In fact, the mellow ask for clarity reeks of insincerity. Others inside Pakatan protest half-heartedly.

But the eyes are all on one man since the DNAA. The prime minister.

Yesterday, PM Anwar Ibrahim clarified he had not interfered. Soon after the Home Minister Saifuddin Nasution backed his boss with the same sentiment.

But here’s the thing.

In 1998, Anwar was prosecuted by the AGC and the prime minister then, Mahathir Mohamad, claimed he had not interfered. Except Anwar, Saifuddin and for a bit before he was jailed by Mahathir, Zahid as Umno Youth chief, accused the prosecution of political assassination.

Anwar repeated the same claim in 2008 when the second sodomy trial transpired.

If Anwar was twice “falsely” victimised, then he should understand his opponents’ incredulity over Zahid’s surprise “Get out of Jail” from the AGC. It would require far more than him verbally assuring the public of his non-interference. Especially since the Anwar-Zahid closeness is public and waits for Finas funding for a biopic film.

Anwar is lucky only Bersatu and not all of Perikatan Nasional (PN) press for answers about Zahid’s let-off.

If this tragicomedy required a soundtrack, it would kick off with Shaggy’s It wasn’t me. About being caught red handed and never owning up.

This unity government has lost its moral high ground.

That does not mean it fares worse than PN. And that is the greater tragedy in Malaysia today.

The better choice may not even reach a passing grade.

Delayed reactions

The focus is on the actors but how about the audience — the voters?

The six state elections last month, yielded a record number of gains for PN but the overall vote count was with Pakatan-Barisan Nasional (BN).

Many Malaysians accept, right or wrong, the Pakatan-BN tandem.

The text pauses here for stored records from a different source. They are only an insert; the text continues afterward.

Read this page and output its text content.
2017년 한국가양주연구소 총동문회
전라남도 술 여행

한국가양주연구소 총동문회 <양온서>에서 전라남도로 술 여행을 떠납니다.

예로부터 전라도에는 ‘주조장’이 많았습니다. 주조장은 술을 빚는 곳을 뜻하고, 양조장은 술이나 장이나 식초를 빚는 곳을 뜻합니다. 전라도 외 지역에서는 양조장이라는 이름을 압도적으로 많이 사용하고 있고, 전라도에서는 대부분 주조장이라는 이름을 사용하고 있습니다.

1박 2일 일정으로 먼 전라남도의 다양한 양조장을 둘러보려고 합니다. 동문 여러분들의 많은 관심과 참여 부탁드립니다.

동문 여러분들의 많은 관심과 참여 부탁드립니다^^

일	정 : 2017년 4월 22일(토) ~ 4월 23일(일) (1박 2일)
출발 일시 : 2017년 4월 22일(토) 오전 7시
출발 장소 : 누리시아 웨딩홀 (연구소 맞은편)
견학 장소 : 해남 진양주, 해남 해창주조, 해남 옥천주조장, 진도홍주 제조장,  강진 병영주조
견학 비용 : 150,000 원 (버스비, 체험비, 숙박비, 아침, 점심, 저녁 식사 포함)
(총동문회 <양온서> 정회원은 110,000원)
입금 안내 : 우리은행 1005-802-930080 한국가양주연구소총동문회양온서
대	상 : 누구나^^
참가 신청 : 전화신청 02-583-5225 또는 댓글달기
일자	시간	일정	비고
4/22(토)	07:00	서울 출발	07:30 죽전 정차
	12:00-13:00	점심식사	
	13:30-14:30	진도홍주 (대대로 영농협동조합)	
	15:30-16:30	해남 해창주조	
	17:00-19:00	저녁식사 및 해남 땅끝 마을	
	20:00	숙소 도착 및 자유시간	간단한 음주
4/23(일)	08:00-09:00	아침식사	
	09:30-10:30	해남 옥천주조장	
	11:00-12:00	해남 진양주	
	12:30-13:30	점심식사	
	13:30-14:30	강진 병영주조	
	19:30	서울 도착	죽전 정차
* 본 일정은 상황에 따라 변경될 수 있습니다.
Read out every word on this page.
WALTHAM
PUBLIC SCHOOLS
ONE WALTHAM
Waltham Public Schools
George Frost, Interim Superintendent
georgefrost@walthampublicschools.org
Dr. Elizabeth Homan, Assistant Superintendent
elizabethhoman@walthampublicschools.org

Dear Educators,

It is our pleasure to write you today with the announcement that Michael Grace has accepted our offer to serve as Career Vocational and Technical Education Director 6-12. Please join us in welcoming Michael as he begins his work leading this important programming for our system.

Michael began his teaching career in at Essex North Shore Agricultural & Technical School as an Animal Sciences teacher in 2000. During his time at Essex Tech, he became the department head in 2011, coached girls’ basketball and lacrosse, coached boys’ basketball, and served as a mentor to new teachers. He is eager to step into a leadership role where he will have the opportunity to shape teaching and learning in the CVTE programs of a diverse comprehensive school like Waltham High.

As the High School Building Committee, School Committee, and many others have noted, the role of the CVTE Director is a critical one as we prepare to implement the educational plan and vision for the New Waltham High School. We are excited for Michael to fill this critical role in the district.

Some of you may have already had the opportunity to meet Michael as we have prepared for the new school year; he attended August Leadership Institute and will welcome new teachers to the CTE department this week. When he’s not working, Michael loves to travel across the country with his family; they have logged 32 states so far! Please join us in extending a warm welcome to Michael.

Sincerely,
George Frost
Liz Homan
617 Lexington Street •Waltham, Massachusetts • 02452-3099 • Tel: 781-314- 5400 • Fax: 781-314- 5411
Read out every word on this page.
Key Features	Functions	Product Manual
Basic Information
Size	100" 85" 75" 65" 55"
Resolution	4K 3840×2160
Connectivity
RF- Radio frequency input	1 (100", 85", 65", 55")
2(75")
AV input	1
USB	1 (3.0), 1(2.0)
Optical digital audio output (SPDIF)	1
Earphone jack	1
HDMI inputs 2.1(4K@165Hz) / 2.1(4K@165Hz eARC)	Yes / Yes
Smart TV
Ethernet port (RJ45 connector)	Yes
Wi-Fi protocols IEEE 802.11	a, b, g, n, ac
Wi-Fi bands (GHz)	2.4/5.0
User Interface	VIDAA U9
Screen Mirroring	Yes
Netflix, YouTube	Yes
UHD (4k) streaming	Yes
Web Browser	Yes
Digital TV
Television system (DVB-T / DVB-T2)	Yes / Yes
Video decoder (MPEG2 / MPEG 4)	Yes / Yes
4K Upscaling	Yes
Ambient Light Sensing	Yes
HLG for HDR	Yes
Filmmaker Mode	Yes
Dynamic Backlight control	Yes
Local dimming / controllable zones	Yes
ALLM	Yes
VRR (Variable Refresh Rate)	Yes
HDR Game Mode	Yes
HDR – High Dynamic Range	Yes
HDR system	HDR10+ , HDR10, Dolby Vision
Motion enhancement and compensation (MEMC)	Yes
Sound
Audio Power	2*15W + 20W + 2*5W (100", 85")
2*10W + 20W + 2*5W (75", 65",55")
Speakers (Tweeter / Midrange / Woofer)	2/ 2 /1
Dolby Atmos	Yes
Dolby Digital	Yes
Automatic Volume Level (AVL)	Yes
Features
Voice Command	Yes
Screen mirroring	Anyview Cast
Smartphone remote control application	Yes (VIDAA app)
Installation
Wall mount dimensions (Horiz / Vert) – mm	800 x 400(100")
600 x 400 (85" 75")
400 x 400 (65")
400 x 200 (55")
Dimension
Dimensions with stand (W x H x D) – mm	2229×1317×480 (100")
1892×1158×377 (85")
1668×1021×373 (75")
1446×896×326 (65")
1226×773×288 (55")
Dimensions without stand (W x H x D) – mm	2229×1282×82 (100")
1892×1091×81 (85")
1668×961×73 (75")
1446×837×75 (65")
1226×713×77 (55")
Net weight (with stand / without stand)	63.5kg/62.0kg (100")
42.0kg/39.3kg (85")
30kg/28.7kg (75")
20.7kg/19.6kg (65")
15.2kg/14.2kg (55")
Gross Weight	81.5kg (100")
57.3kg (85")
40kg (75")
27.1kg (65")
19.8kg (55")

One half of the tandem is led by Zahid.

The Umno president was appointed as DPM in December. There was no outcry then. Only muffled objections among Pakatan supporters.

The argument was binary.

If Pakatan-BN was rejected, then PN rises to power. To avoid that reality, all compromises were laid out on the table. Zahid being the largest elephant in the room crushed idealism rather than the table.

When considered on those terms, Pakatan supporters were complicit and knew nine months ago that a price would be exacted to protect Zahid, by extension the unity government.

Welcome to nowhere

That’s exactly why despite noise in political chat groups, there is scant public opposition to the court decision.

It is as if both the actors and audience are just going through the motions. To say enough so they can live with their conscience, at least until this news cycle expires.

Perhaps the larger disappointments here are the various politicians comfortable with this arrangement and voters unable to shift conversations to carry reason, instead prefer to dance to set tunes of safety.

The blame is spread in every direction that like Roman senators with knives stabbing Caesar simultaneously, the murderer is unknown.

Plausible deniability for all. Reasons for none.

Two days after the twenty-fifth anniversary of the infamous Anwar sacking, a DPM gets respite from a court rather than its ire, yet, it feels hollow.

A quarter of a century later, it’s impossible to know if we’ve gone full circle and killed the curse or just caught in a loop, guests of Dante’s new and improved nine circles of hell.

* This is the personal opinion of the columnist.